Yes, there are some very bad things, like Surströmming, which almost no one really likes. Also some truly offensive bland miserable casseroles. I am also not crazy about the cheeses or the sausages. I hate the pates.

But there are some really good things there too and it's too bad there isn't really a restaurant in the US (or even in Sweden) where you can get really authentic Swedish food that I know of. Pelikan in Stockholm is close, but there really isn't much of a restaurant scene around that type of food. You have to find it at random street fairs or (vanishingly) in people's homes.
posted by melissam at 9:46 PM on September 20, 2012 [6 favorites]


BLVR: I try to eat every other meal I eat out in Koreatown. Still I feel I’ve not even scratched the surface. It’s as if it’s unknowable.

BLVR: Octopus is often completely ruined. I think everyone remembers the first time they had it done the right way. I had it in Greece when I was in college and it was grilled—charred, perfectly tender—so unlike baby octopus that had been totally hammered.

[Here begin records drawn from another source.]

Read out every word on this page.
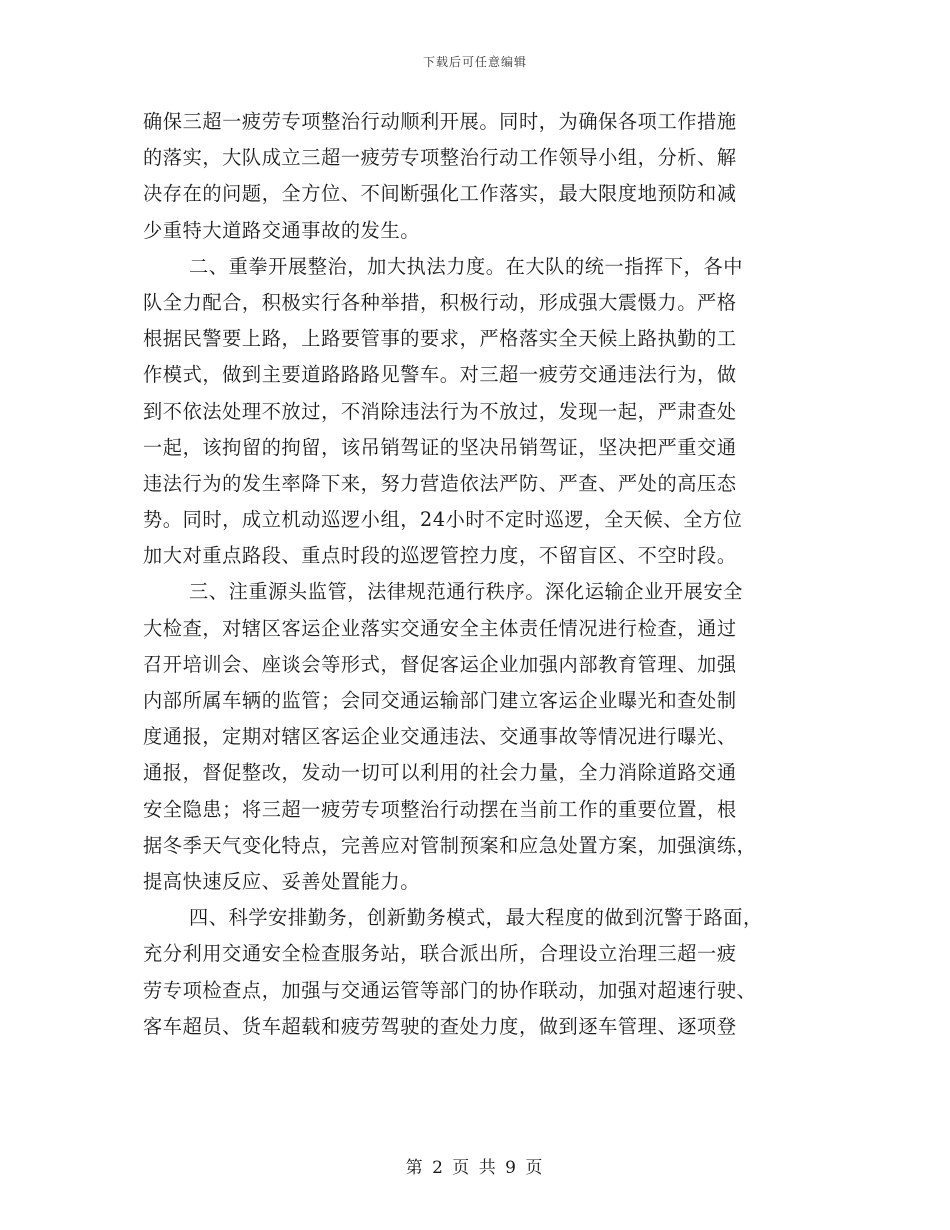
下载后可任意编辑
确保三超一疲劳专项整治行动顺利开展。同时，为确保各项工作措施
的落实，大队成立三超一疲劳专项整治行动工作领导小组，分析、解
决存在的问题，全方位、不间断强化工作落实，最大限度地预防和减
少重特大道路交通事故的发生。
二、重拳开展整治，加大执法力度。在大队的统一指挥下，各中
队全力配合，积极实行各种举措，积极行动，形成强大震慑力。严格
根据民警要上路，上路要管事的要求，严格落实全天候上路执勤的工
作模式，做到主要道路路路见警车。对三超一疲劳交通违法行为，做
到不依法处理不放过，不消除违法行为不放过，发现一起，严肃查处
一起，该拘留的拘留，该吊销驾证的坚决吊销驾证，坚决把严重交通
违法行为的发生率降下来，努力营造依法严防、严查、严处的高压态
势。同时，成立机动巡逻小组，24小时不定时巡逻，全天候、全方位
加大对重点路段、重点时段的巡逻管控力度，不留盲区、不空时段。
三、注重源头监管，法律规范通行秩序。深化运输企业开展安全
大检查，对辖区客运企业落实交通安全主体责任情况进行检查，通过
召开培训会、座谈会等形式，督促客运企业加强内部教育管理、加强
内部所属车辆的监管；会同交通运输部门建立客运企业曝光和查处制
度通报，定期对辖区客运企业交通违法、交通事故等情况进行曝光、
通报，督促整改，发动一切可以利用的社会力量，全力消除道路交通
安全隐患；将三超一疲劳专项整治行动摆在当前工作的重要位置，根
据冬季天气变化特点，完善应对管制预案和应急处置方案，加强演练，
提高快速反应、妥善处置能力。
四、科学安排勤务，创新勤务模式，最大程度的做到沉警于路面，
充分利用交通安全检查服务站，联合派出所，合理设立治理三超一疲
劳专项检查点，加强与交通运管等部门的协作联动，加强对超速行驶、
客车超员、货车超载和疲劳驾驶的查处力度，做到逐车管理、逐项登
第 2 页 共 9 页
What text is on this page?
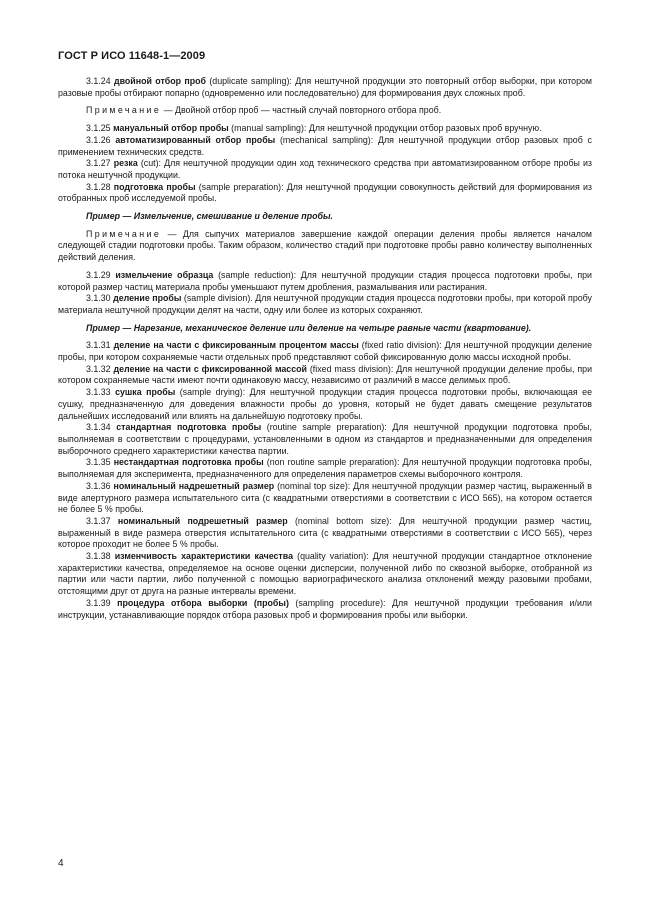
ГОСТ Р ИСО 11648-1—2009

3.1.24 двойной отбор проб (duplicate sampling): Для нештучной продукции это повторный отбор выборки, при котором разовые пробы отбирают попарно (одновременно или последовательно) для формирования двух сложных проб.

Примечание — Двойной отбор проб — частный случай повторного отбора проб.

3.1.25 мануальный отбор пробы (manual sampling): Для нештучной продукции отбор разовых проб вручную.

3.1.26 автоматизированный отбор пробы (mechanical sampling): Для нештучной продукции отбор разовых проб с применением технических средств.

3.1.27 резка (cut): Для нештучной продукции один ход технического средства при автоматизированном отборе пробы из потока нештучной продукции.

3.1.28 подготовка пробы (sample preparation): Для нештучной продукции совокупность действий для формирования из отобранных проб исследуемой пробы.

Пример — Измельчение, смешивание и деление пробы.

Примечание — Для сыпучих материалов завершение каждой операции деления пробы является началом следующей стадии подготовки пробы. Таким образом, количество стадий при подготовке пробы равно количеству выполненных действий деления.

3.1.29 измельчение образца (sample reduction): Для нештучной продукции стадия процесса подготовки пробы, при которой размер частиц материала пробы уменьшают путем дробления, размалывания или растирания.

3.1.30 деление пробы (sample division). Для нештучной продукции стадия процесса подготовки пробы, при которой пробу материала нештучной продукции делят на части, одну или более из которых сохраняют.

Пример — Нарезание, механическое деление или деление на четыре равные части (квартование).

3.1.31 деление на части с фиксированным процентом массы (fixed ratio division): Для нештучной продукции деление пробы, при котором сохраняемые части отдельных проб представляют собой фиксированную долю массы исходной пробы.

3.1.32 деление на части с фиксированной массой (fixed mass division): Для нештучной продукции деление пробы, при котором сохраняемые части имеют почти одинаковую массу, независимо от различий в массе делимых проб.

3.1.33 сушка пробы (sample drying): Для нештучной продукции стадия процесса подготовки пробы, включающая ее сушку, предназначенную для доведения влажности пробы до уровня, который не будет давать смещение результатов дальнейших исследований или влиять на дальнейшую подготовку пробы.

3.1.34 стандартная подготовка пробы (routine sample preparation): Для нештучной продукции подготовка пробы, выполняемая в соответствии с процедурами, установленными в одном из стандартов и предназначенными для определения выборочного среднего характеристики качества партии.

3.1.35 нестандартная подготовка пробы (non routine sample preparation): Для нештучной продукции подготовка пробы, выполняемая для эксперимента, предназначенного для определения параметров схемы выборочного контроля.

3.1.36 номинальный надрешетный размер (nominal top size): Для нештучной продукции размер частиц, выраженный в виде апертурного размера испытательного сита (с квадратными отверстиями в соответствии с ИСО 565), на котором остается не более 5 % пробы.

3.1.37 номинальный подрешетный размер (nominal bottom size): Для нештучной продукции размер частиц, выраженный в виде размера отверстия испытательного сита (с квадратными отверстиями в соответствии с ИСО 565), через которое проходит не более 5 % пробы.

3.1.38 изменчивость характеристики качества (quality variation): Для нештучной продукции стандартное отклонение характеристики качества, определяемое на основе оценки дисперсии, полученной либо по сквозной выборке, отобранной из партии или части партии, либо полученной с помощью вариографического анализа отклонений между разовыми пробами, отстоящими друг от друга на разные интервалы времени.

3.1.39 процедура отбора выборки (пробы) (sampling procedure): Для нештучной продукции требования и/или инструкции, устанавливающие порядок отбора разовых проб и формирования пробы или выборки.

4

You can this is a Believer interview, all right. Edit yourself, dude.
posted by ostro at 10:31 PM on September 20, 2012


There's some amazing Korean "fusion" food (and NOT in an upscale way) in San Francisco, like food trucks selling Korean tacos, and a particular diner I often go to for lunch near South Park that makes things like kimchee burritos, Mongolian cheese steak sandwiches, and "Crunchy Roll Special" fried rice.